Flora, Fauna & Kroppens tunna skal
Lars Lerin, Maria Nordin and Bernd Koberling are well-known names, representing three different generations of artists. They move in different thematic circles, work with different forms of expression and radiate different kinds of energy. What they have in common, apart from the virtuoso watercolour technique, is a close friendship with the museum. Their art also incorporates the aesthetic values that are always so relevant. Bruno Liljefors worked around the late 19th and early 20th century, but has inspired many artists and has been a trendsetter in his approach to portraying birds. In the exhibition, he is presented alongside Lars Lerin.
The exhibition is comprised of three distinct parts: Flora, Fauna and Kroppens tunna skal
Bernd Koberling / Flora
Bernd Koberling’s art tends to focus on the plant kingdom, and his inspiration is often found in the nature of northern climes. Over the past 30 years, the artist has regularly returned to Iceland. His vision focuses on the innumerable shifts in Arctic flora. Koberling’s sensuous watercolours are like alchemy experiments, where water and pigment reflect life in microcosm. The upcoming exhibition shows some of the artist’s more recent paintings, in which the colour palette has been intensified and the visual idiom is more towards the abstract than the figurative.
Lars Lerin & Bruno Liljefors / Fauna
Lars Lerin is one of Sweden’s best-loved artists, famous for his masterful treatment of chiaroscuro. An industrious art producer, Lerin creates paintings that embody ambiences and etch themselves into the memory. One of the vital elements in Lerin’s diverse creative portfolio is pictures of animals. With technical skill and a heartfelt passion for the humblest of creatures, Lerin depicts small birds, field mice and hares.
The sensitive watercolours by Lars Lerin are shown alongside several studies by wildlife painter Bruno Liljefors (1860–1939).
Wild animals was Liljefors's favourite subject matter. He was fascinated by Charles Darwin's evolutionary theory and combined his artistic talent with wildlife studies of animal behaviour. Liljefors had an innovative approach to painting animals and became internationally influential. In the 1880s, he worked according to the principles of naturalism. His motifs were often depicted at close range with the exactness of a hunter or natural scientist, and in a style partly inspired by Japanese art. The scenes are dramatic and heightened by Darwin's ideas on the survival of the fittest. Over the years, Liljefors's brushwork became looser and more similar to the Impressionist way of representing nature, with fleeting moods as a central element. The natural habitat of the animals also played an important part in his practice – Nordic twilight landscapes and dark forests.
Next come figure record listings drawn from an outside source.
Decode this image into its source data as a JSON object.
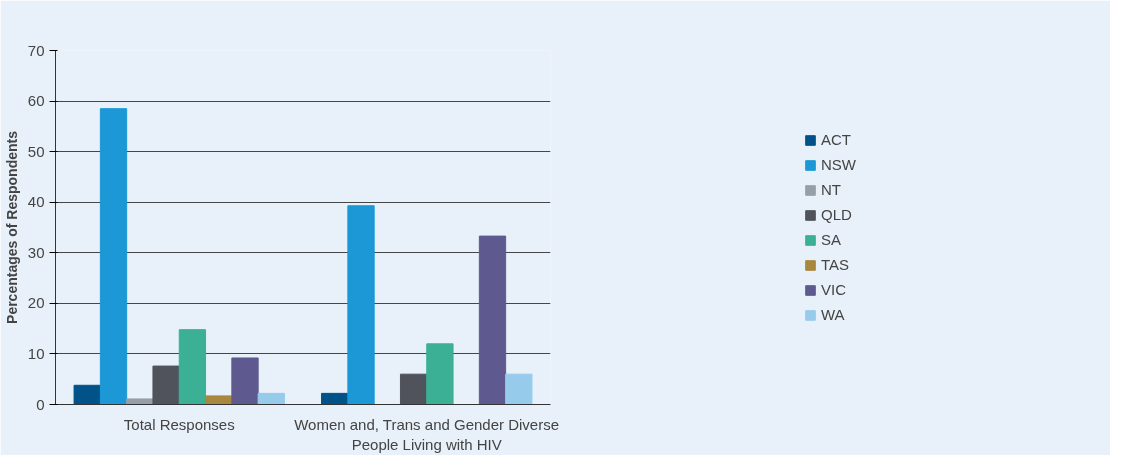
{
  "chart_data": {
    "type": "bar",
    "ylabel": "Percentages of Respondents",
    "categories": [
      "Total Responses",
      "Women and, Trans and Gender Diverse People Living with HIV"
    ],
    "series": [
      {
        "name": "ACT",
        "color": "#005288",
        "values": [
          3.8,
          2.2
        ]
      },
      {
        "name": "NSW",
        "color": "#1b98d5",
        "values": [
          58.5,
          39.3
        ]
      },
      {
        "name": "NT",
        "color": "#979ea8",
        "values": [
          1.1,
          null
        ]
      },
      {
        "name": "QLD",
        "color": "#50535b",
        "values": [
          7.6,
          6.0
        ]
      },
      {
        "name": "SA",
        "color": "#3bb095",
        "values": [
          14.8,
          12.0
        ]
      },
      {
        "name": "TAS",
        "color": "#a7883e",
        "values": [
          1.7,
          null
        ]
      },
      {
        "name": "VIC",
        "color": "#5e5a8f",
        "values": [
          9.2,
          33.3
        ]
      },
      {
        "name": "WA",
        "color": "#96cbeb",
        "values": [
          2.2,
          6.0
        ]
      }
    ],
    "ylim": [
      0,
      70
    ],
    "yticks": [
      0,
      10,
      20,
      30,
      40,
      50,
      60,
      70
    ],
    "grid": "y",
    "legend": "right"
  }
}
Maria Nordin / Kroppens tunna skal
“The old-world body is linked to the cosmos. The new-world body is autonomous, but alone,” as ideas historian Karin Johannisson wrote. Nature and culture come together in portrayals of the body. The human body is also the starting-point for Maria Nordin’s creation. Her art depicts the body as the literal human shell, but also as a container for everything that is individual within us. The exhibition presents Maria Nordin’s latest paintings, which show the shell and surface, but is about making the invisible, visible.
We sincerely hope to be able to open the museum to visitors on 21 May 2020. The safety of our staff and visitors must of course come first, so please bear with us if we should need to change our plans.
We all need to learn how to adapt to a new everyday of social distancing, and we are developing methods to ensure everyone in the building feels safe. The works in the exhibition will be hung in a way that ensures visitors can keep two metres apart.
Opening hours for summer 2020 are daily at 11 am–4 pm.